Vamos a considerar algunas de las doctrinas nuevas o modificadas, señalando:
1° Lo que la Iglesia enseña en la actualidad.
2° Lo que dice el Evangelio respecto al mismo asunto.
3°  Lo  que  los  santos  padres  de  la  Iglesia  creyeron  y  predicaron  referente  a  las  mismas  doctrinas.  El testimonio de los santos padres es abundantísimo, pero no podemos dar sino unas pocas citas para no hacer interminable esta obrita.
Aunque para nosotros lo decisivo en materia de  fe son las enseñanzas de  la Sagrada Escritura, y  no nos apoyamos en testimonio de hombres que pueden equivocarse, por más piadosos que sean, es en gran manera interesante ver lo que creían aquellos santos varones de los primeros siglos para confirmarnos en la fe que debemos poseer.

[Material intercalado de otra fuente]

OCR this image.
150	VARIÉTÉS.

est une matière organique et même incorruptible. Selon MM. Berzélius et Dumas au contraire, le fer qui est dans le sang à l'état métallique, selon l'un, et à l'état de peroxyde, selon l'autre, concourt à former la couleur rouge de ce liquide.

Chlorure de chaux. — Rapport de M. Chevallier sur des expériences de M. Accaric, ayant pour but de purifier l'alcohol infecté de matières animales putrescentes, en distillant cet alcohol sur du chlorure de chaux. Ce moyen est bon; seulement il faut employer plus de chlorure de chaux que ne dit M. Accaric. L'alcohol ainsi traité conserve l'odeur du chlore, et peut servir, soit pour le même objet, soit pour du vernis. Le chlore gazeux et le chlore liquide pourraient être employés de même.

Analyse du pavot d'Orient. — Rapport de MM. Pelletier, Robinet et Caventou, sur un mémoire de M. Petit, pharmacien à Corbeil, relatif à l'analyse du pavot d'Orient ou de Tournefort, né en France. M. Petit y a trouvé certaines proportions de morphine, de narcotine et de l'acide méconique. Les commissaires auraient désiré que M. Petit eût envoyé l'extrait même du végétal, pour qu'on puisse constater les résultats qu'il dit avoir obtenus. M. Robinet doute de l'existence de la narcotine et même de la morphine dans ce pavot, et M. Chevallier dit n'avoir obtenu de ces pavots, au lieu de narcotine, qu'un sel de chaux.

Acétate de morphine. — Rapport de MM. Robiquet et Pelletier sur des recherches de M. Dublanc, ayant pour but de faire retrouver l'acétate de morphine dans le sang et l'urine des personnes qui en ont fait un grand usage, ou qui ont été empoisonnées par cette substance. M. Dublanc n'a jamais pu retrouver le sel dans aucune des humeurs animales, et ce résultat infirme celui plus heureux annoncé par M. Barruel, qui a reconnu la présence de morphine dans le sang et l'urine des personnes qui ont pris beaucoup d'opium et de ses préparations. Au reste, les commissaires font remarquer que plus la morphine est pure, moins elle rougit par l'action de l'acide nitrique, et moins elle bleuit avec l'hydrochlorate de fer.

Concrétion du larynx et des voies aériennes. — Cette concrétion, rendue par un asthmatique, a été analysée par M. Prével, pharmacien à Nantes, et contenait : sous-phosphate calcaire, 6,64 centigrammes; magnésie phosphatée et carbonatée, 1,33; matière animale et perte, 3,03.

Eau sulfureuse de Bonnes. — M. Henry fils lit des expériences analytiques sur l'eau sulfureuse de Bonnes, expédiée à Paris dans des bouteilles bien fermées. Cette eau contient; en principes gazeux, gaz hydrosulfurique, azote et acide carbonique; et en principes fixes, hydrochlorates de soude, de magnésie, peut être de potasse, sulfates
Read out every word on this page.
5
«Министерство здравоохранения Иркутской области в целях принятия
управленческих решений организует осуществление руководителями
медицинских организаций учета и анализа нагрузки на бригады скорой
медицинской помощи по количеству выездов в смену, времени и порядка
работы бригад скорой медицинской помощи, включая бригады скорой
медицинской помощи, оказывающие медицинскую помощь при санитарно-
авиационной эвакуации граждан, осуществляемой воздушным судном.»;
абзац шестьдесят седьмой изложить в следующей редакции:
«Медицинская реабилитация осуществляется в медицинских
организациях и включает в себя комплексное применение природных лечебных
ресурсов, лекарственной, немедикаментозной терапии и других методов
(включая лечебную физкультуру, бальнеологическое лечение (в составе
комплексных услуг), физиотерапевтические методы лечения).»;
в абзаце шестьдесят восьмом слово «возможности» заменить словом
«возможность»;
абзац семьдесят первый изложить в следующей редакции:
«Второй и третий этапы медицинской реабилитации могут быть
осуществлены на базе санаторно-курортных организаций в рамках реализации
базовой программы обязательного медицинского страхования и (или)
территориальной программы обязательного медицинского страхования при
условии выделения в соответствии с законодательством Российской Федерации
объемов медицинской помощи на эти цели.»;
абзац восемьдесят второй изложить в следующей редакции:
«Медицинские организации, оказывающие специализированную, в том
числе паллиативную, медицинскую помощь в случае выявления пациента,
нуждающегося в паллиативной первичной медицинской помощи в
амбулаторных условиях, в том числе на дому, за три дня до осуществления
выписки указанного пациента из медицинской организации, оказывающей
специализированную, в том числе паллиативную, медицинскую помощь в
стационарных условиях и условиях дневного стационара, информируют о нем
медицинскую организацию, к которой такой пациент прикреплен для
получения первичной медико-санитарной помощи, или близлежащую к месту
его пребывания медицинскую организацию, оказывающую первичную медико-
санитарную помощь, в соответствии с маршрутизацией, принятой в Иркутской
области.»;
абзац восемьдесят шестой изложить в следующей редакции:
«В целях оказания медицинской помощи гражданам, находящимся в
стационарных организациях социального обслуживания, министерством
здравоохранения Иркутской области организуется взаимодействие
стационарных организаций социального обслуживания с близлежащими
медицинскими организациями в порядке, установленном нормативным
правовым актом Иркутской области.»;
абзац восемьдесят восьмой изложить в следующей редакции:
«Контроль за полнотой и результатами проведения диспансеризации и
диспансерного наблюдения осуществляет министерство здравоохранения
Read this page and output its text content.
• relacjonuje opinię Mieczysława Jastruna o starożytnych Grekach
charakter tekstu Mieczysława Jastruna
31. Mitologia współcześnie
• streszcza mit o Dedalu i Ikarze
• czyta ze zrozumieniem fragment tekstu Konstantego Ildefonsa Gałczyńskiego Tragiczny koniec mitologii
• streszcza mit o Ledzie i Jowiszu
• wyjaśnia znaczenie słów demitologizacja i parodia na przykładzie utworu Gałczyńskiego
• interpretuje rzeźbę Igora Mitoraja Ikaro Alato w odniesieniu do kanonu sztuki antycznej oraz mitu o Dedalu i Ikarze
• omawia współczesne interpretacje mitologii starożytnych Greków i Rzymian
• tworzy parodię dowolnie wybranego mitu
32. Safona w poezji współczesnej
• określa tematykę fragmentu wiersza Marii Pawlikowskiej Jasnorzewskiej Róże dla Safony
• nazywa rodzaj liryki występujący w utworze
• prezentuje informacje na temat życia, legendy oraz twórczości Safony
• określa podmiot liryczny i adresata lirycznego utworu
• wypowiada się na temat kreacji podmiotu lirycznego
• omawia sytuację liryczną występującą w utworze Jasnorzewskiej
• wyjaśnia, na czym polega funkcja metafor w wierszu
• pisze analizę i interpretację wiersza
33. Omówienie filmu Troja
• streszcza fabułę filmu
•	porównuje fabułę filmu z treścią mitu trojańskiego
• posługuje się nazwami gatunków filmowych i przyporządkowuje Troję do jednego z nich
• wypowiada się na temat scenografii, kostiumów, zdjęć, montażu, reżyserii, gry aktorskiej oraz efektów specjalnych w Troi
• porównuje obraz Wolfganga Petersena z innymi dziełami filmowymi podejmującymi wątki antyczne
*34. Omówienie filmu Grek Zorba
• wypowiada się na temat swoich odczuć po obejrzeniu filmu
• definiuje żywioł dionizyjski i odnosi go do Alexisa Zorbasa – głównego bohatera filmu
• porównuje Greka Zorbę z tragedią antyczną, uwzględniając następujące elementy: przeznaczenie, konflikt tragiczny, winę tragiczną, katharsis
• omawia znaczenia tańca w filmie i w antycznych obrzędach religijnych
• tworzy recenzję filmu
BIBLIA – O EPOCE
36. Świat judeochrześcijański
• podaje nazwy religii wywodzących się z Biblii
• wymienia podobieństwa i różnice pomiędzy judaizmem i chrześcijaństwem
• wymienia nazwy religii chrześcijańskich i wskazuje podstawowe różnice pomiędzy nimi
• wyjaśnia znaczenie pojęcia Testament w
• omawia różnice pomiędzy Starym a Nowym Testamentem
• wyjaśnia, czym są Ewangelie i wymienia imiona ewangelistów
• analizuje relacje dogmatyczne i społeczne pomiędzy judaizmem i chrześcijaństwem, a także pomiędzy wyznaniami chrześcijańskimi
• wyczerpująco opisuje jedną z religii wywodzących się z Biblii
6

La  contradicción  a  una  creencia  o  doctrina  de  parte  de  cristianos  fieles  de  los  primeros  siglos  es prueba bastante clara de que tal doctrina no pertenecía al legado común apostólico, aunque otros padres la apoyen  y  defiendan,  ya  que  ciertos  errores  se  originaron  bastante  temprano  en  la  Iglesia;  pero, por  lo general,  no  tuvieron  tales  errores  la  aceptación  universal  de  las  grandes  verdades  de  la  fe,  como,  por ejemplo,  la muerte redentora de Cristo,  la resurrección del Señor, su ascensión a los Cielos, y la esperanza de su segunda venida; sobre tales cosas no había discusión entre los cristianos. Tal consentimiento común, apoyando  la  enseñanza  clara  del  Nuevo  Testamento,  es  lo  que  los  cristianos evangélicos  buscamos  para reconocer como auténtica y digna de crédito cualquier doctrina de nuestra fe.